A case in point: the Jagga Jasoos song Ullu Ka Pattha, where Bhattacharya compares the human heart to “Akbar ka pota”, or Akbar’s grandson.
Bhattacharya recalled the other analogies he drew up for Ullu Ka Pattha, which included a reference to the Sholay villain Gabbar Singh: “Khul ke hasta hai, goli chalata hai dil, Gabbar ka gussa hai” (The heart laughs loudly but shoots wildly, like Gabbar’s anger). There was also “Swaad deta hai, mooh bhi jalata hai dil garam samosa hai” (The heart is tasty but burns the mouth, like a hot samosa).
Never one to take lyric-writing too seriously, Bhattacharya called a loser son the foam, rather than the soap that the father wished for, in Bhaag DK Bose in Delhi Belly: “Saabun ki shakal mein, beta tu toh nikla keval jhaag”.
The lyricist added, “It is sometimes fun to throw in a pure Hindi word which nobody would expect like keval.
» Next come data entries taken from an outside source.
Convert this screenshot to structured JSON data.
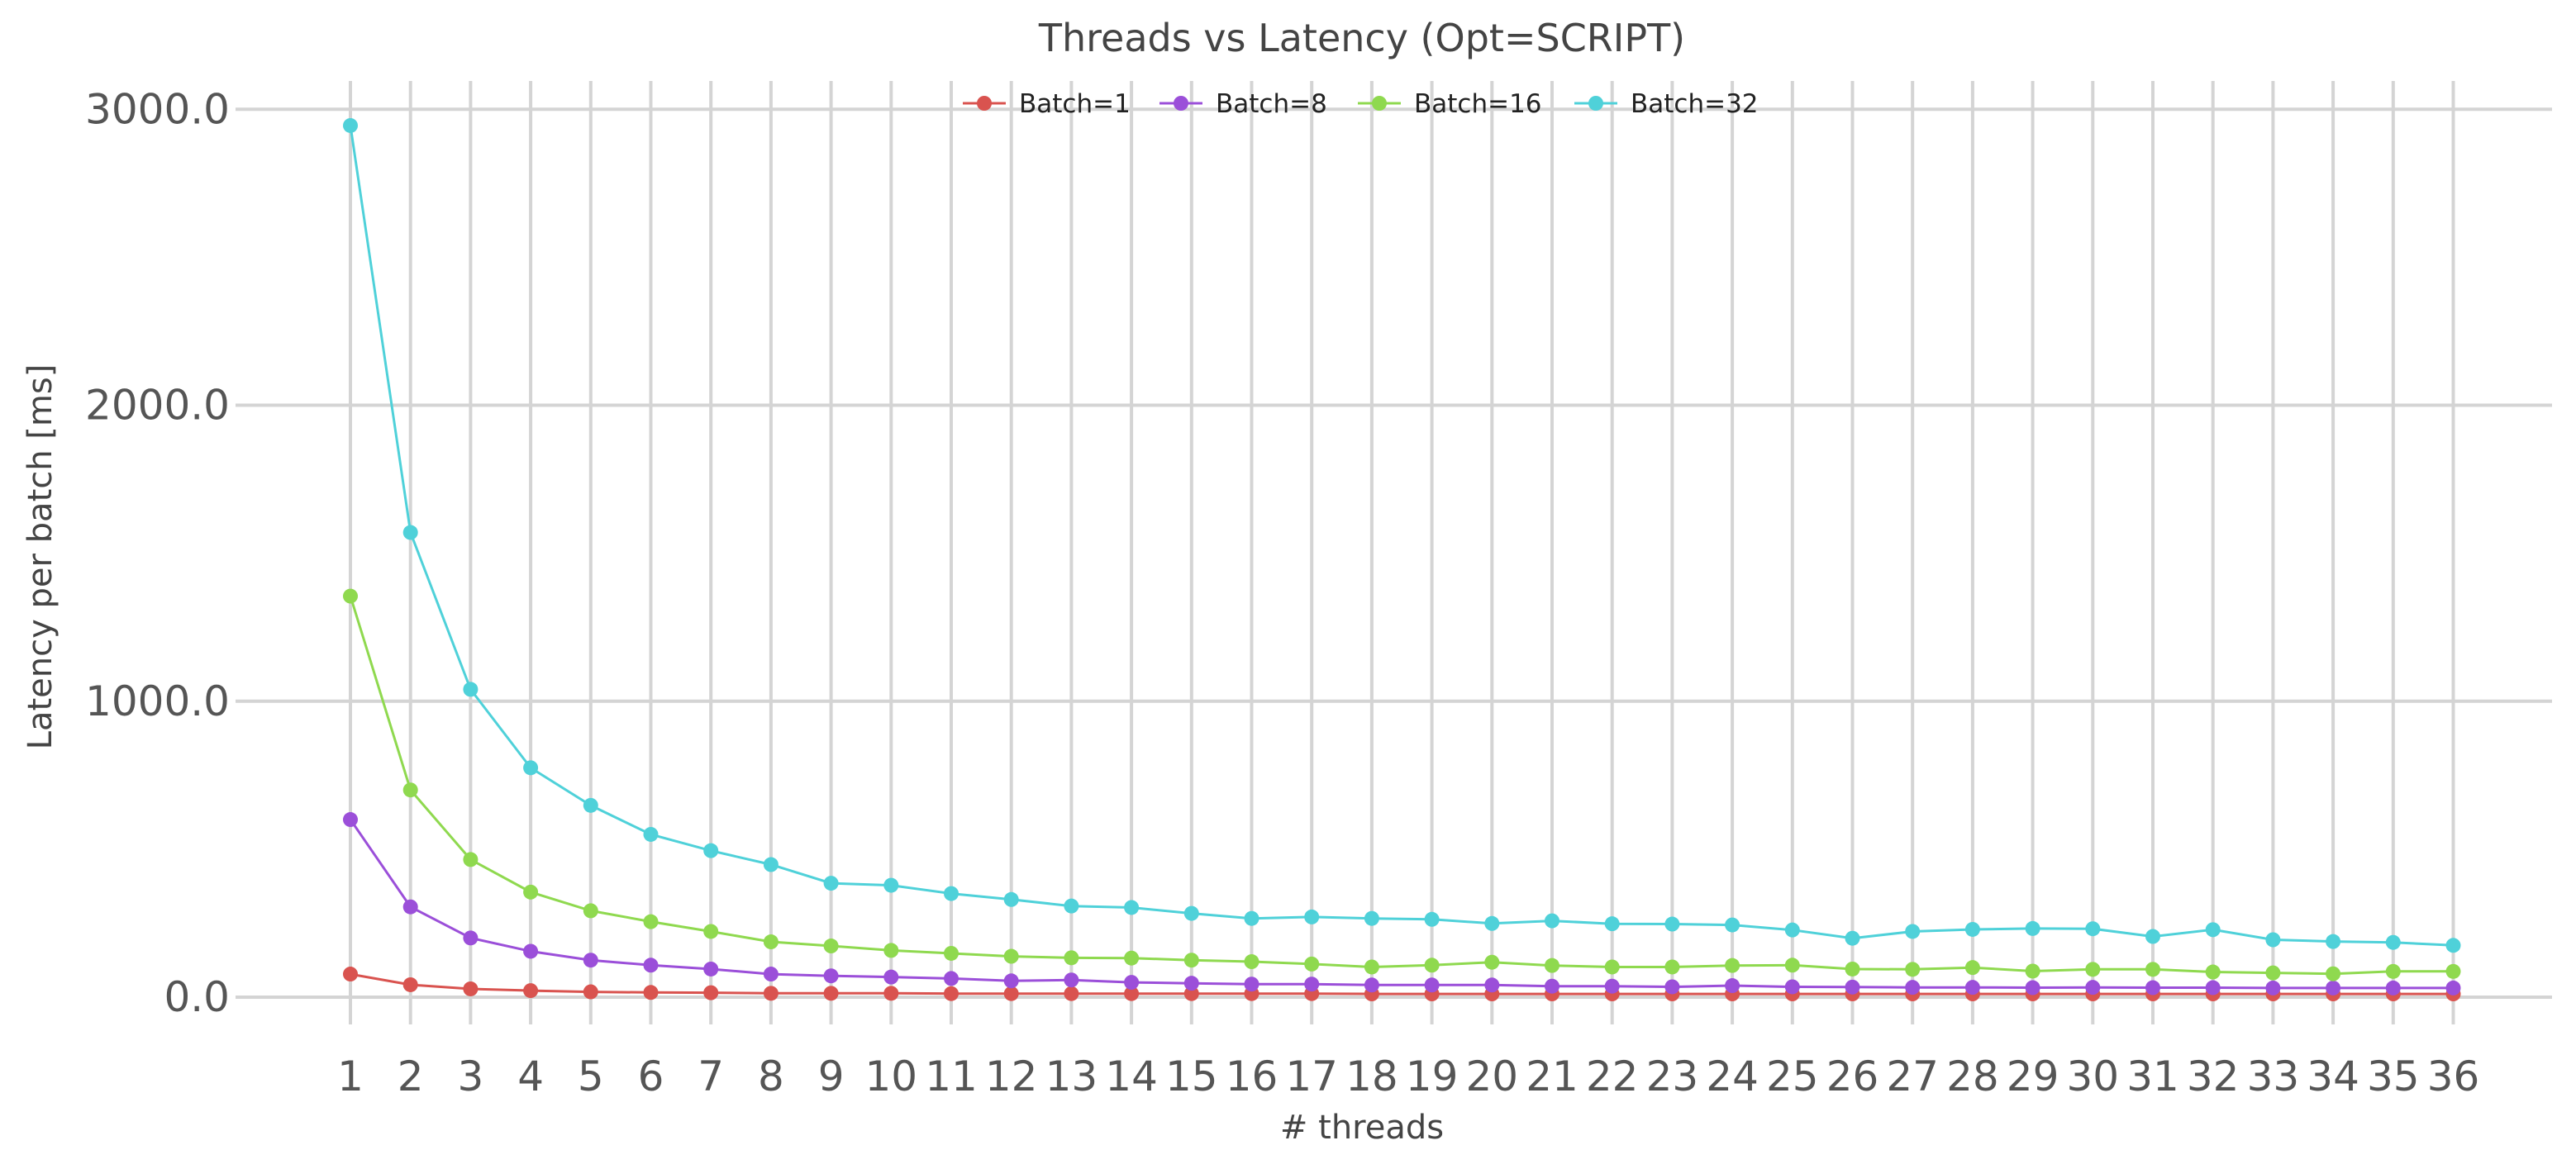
{
  "chart_data": {
    "type": "line",
    "title": "Threads vs Latency (Opt=SCRIPT)",
    "xlabel": "# threads",
    "ylabel": "Latency per batch [ms]",
    "x": [
      1,
      2,
      3,
      4,
      5,
      6,
      7,
      8,
      9,
      10,
      11,
      12,
      13,
      14,
      15,
      16,
      17,
      18,
      19,
      20,
      21,
      22,
      23,
      24,
      25,
      26,
      27,
      28,
      29,
      30,
      31,
      32,
      33,
      34,
      35,
      36
    ],
    "x_tick_labels": [
      "1",
      "2",
      "3",
      "4",
      "5",
      "6",
      "7",
      "8",
      "9",
      "10",
      "11",
      "12",
      "13",
      "14",
      "15",
      "16",
      "17",
      "18",
      "19",
      "20",
      "21",
      "22",
      "23",
      "24",
      "25",
      "26",
      "27",
      "28",
      "29",
      "30",
      "31",
      "32",
      "33",
      "34",
      "35",
      "36"
    ],
    "y_ticks": [
      0,
      1000,
      2000,
      3000
    ],
    "y_tick_labels": [
      "0.0",
      "1000.0",
      "2000.0",
      "3000.0"
    ],
    "ylim": [
      -100,
      3150
    ],
    "grid": true,
    "legend_position": "top-center",
    "series": [
      {
        "name": "Batch=1",
        "color": "#d9534f",
        "values": [
          78,
          42,
          28,
          22,
          18,
          16,
          15,
          13,
          13,
          13,
          12,
          12,
          12,
          12,
          12,
          12,
          12,
          11,
          11,
          11,
          11,
          11,
          11,
          11,
          11,
          11,
          11,
          11,
          11,
          11,
          11,
          11,
          11,
          11,
          11,
          11
        ]
      },
      {
        "name": "Batch=8",
        "color": "#9b4fd9",
        "values": [
          600,
          305,
          200,
          155,
          125,
          108,
          95,
          78,
          72,
          68,
          63,
          55,
          58,
          50,
          47,
          44,
          44,
          41,
          41,
          41,
          37,
          37,
          35,
          39,
          35,
          34,
          33,
          33,
          32,
          33,
          32,
          32,
          31,
          31,
          31,
          31
        ]
      },
      {
        "name": "Batch=16",
        "color": "#8fd94f",
        "values": [
          1355,
          700,
          465,
          355,
          292,
          255,
          222,
          187,
          173,
          158,
          148,
          138,
          133,
          132,
          125,
          120,
          112,
          102,
          108,
          118,
          107,
          102,
          102,
          107,
          108,
          95,
          94,
          100,
          88,
          94,
          94,
          85,
          82,
          79,
          87,
          87
        ]
      },
      {
        "name": "Batch=32",
        "color": "#4fd1d9",
        "values": [
          2945,
          1570,
          1040,
          775,
          648,
          550,
          495,
          448,
          385,
          378,
          350,
          330,
          308,
          303,
          283,
          266,
          271,
          266,
          263,
          249,
          258,
          248,
          247,
          244,
          227,
          199,
          222,
          229,
          232,
          231,
          205,
          228,
          194,
          188,
          185,
          175
        ]
      }
    ]
  }
}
A thought like you’re foam but I thought you were soap made me really laugh when it came to me. I had to use it.”
In the rambunctious AR Rahman song Mawwali Qawwali (Lekar Hum Deewana Dil), Bhattacharya praises a woman’s beauty thus: “ankhiyan teri, Naxalwaadi” (Your eyes, they are Naxalite). In Aiyyaa’s What To Do, about a woman’s desire for man, he superbly puns on the papad brand Lijjat: “Besharmi ke tel mein tal ke kha loon tera ijjat papad”.
The year 2016 was a high point for Bhattacharya. He wrote the lyrics for all the songs for Ae Dil Hai Mushkil and Dangal, both composed by Pritam. “Such complete albums with a single composer and lyricist seldom happen now,” Bhattacharya said. “That’s how soundtracks should be done, where there’s a single thought binding all the songs.”
The inspiration for lyrics is sometimes the director. Anurag Kashyap came up with the phrase “emosanal atyachar”. Delhi Belly writer Akshat Verma suggested “bhaag DK Bose”.
Shankar Mahadevan’s use of “locha-e-ulfat” to signify trouble – a habit the composer had picked from percussionist Taufiq Qureshi – inspired the song of the same name from 2 States.
In the case of the upcoming Laal Singh Chaddha, produced by and starring Aamir Khan, Bhattacharya wrote lyrics that resembled lullabies. Khan kept reminding Bhattacharya that the child-man Laal Singh Chaddha could not possibly have “intellectual, poetic thoughts”.
Great songs are possible only with the right director, composer and screenplay and when there is complete freedom, Bhattacharya observed.
“Another Emosanal Atyachar will be possible with the right set-up of Anurag Kashyap and Amit Trivedi,” he said. “Or if filmmakers like Anurag Basu just give a brief and say, go have fun. But Love Storiyan aside, filmmakers and everyone have become generally more cautious today. There’s way too much back-and-forth and reworking of lyrics now. What comes naturally to me always doesn’t end up on paper. There’s a focus-group approach to music now.”
The song, once the backbone of a Hindi film’s universe, has taken a backseat in recent years. Filmmakers either insert tunes into the background or use them sparingly, unlike in the days when narratives were advanced through a song and its lyrics.
“There’s too much content overload today for good songs to break through and reach the listener,” Bhattacharya said. “Even 20 years back, the song would have a purpose in the narrative as a total sequence but now songs are an afterthought where a film doesn’t need it but it’s somehow made and added to the movie as background score or a promotional song. I don’t mind less songs in a film but they should at least be done justice to inside the movie instead of putting snippets between the dialogue.”